Em algum momento entre 1602 e 1607 o pelourinho foi movido pelo decreto do governador
para o "Terreiro de Jesus", um lugar "longe dos olhos do público". Mas O Quintal de Jesus era o
local da igreja e da escola jesuíta, e os gritos e gemidos interferiam nos serviços da igreja e no
ensino. Hoje, no mesmo lugar que o pelourinho, ergue-se uma estátua de origem francesa de Ceres,
deusa da fertilidade e da agricultura.
Assim, a pedido dos sacerdotes, foi novamente removido, desta vez para o fundo da "Porta
de São Bento", onde hoje se encontra a "Praça Castro Alves" (Praça Castro Alves). O pelourinho foi
removido pela última vez em 1807 e levado para a praça que viria a ostentar o seu nome. Assim, o
pelourinho de Salvador permaneceu no topo do "Largo do Pelourinho", a etapa final de sua jornada,
e ficou lá por mais 28 anos, até 1835. Hoje é o principal local dos eventos musicais. acontecer. O
local vizinho de leilões de escravos foi renovado e convertido em museu (Rocha, 1994).
A construção de fontes de água, o monumento à deusa Ceres e, finalmente, um lugar para
eventos musicais onde antes ficava o pelourinho pode ser interpretado aqui como uma tentativa de
transformar um local associado com sofrimento e morte em uma área de alegria e celebração de
vida, mesmo que para a maioria da população este seja um ato inconsciente.
É comum ver mulheres fazendo tererê, um estilo africano de trançar cabelos, em turistas.

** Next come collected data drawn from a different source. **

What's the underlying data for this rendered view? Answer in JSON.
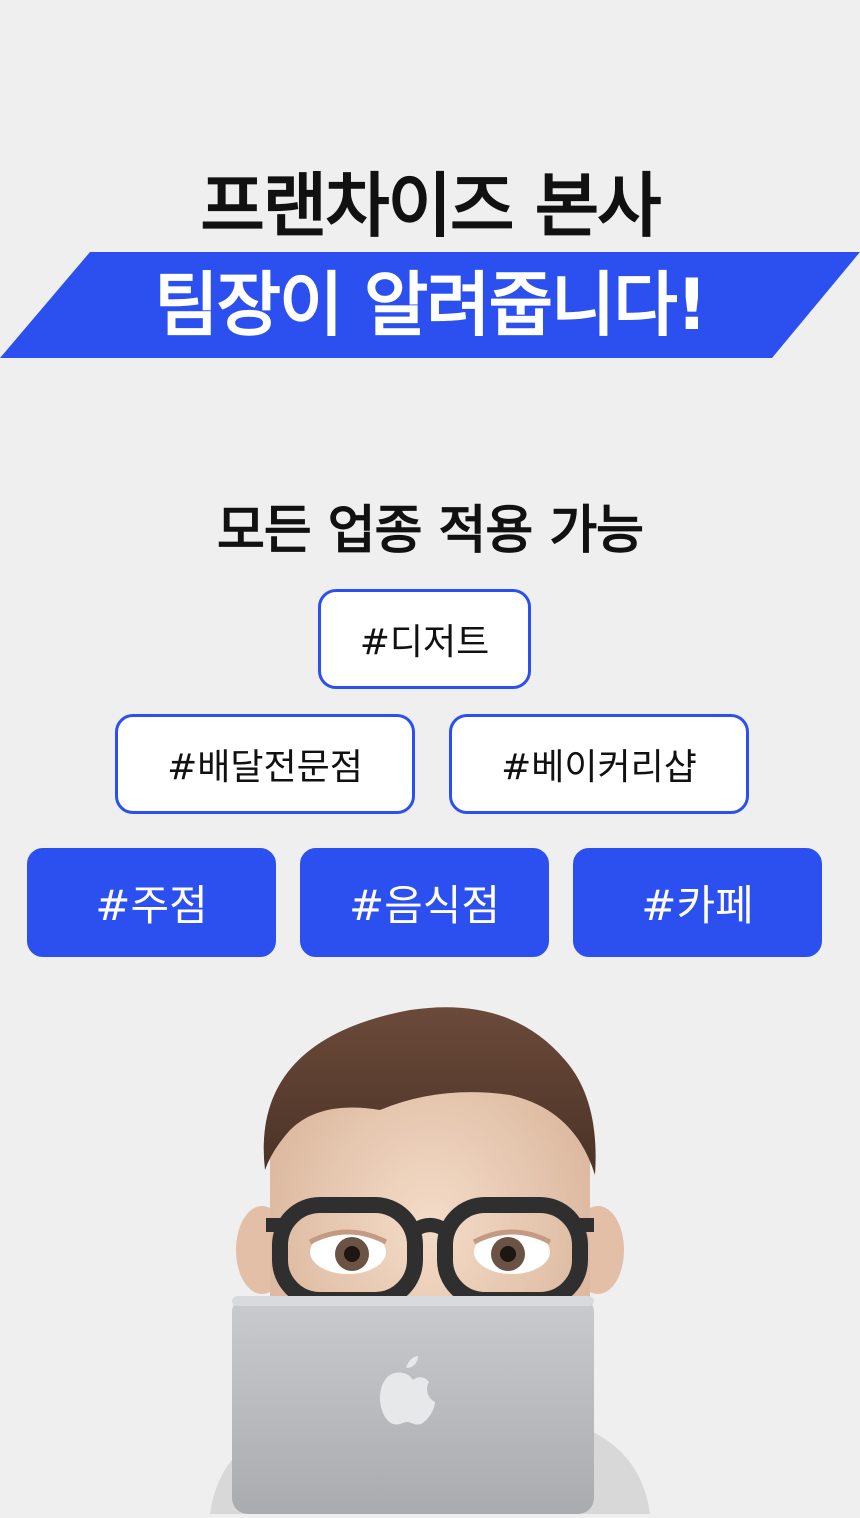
{
  "headline": {
    "line1": "프랜차이즈 본사",
    "line2": "팀장이 알려줍니다!"
  },
  "subtitle": "모든 업종 적용 가능",
  "tags": {
    "row1": [
      "#디저트"
    ],
    "row2": [
      "#배달전문점",
      "#베이커리샵"
    ],
    "row3": [
      "#주점",
      "#음식점",
      "#카페"
    ]
  },
  "colors": {
    "accent": "#2c50f0",
    "background": "#efefef"
  },
  "illustration": {
    "icon": "memoji-with-laptop-icon"
  }
}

Aqui há uma atitude de orgulho e valorização de uma tradição em uma cultura onde o cabelo loiro
reto é mais apreciado. Também vemos mulheres em roupas africanas vendendo comida tradicional e
acessórios feitos de miçangas e pedras. A estética afro-brasileira vem ganhando novos elementos
através de roupas, acessórios, penteados e estampas.
Recentemente, "brinquedos étnicos" têm aparecido no mercado, como bonecas negras
vestidas de africanos. Questionado sobre a feiura da boneca branca, o vendedor negro sorrindo me
respondeu: "mas essa é a idéia. Veja se você entende". (Figura 1) Além dos vestidos étnicos,
existem muitas lojas que vendem música afro-brasileira e também instrumentos musicais africanos.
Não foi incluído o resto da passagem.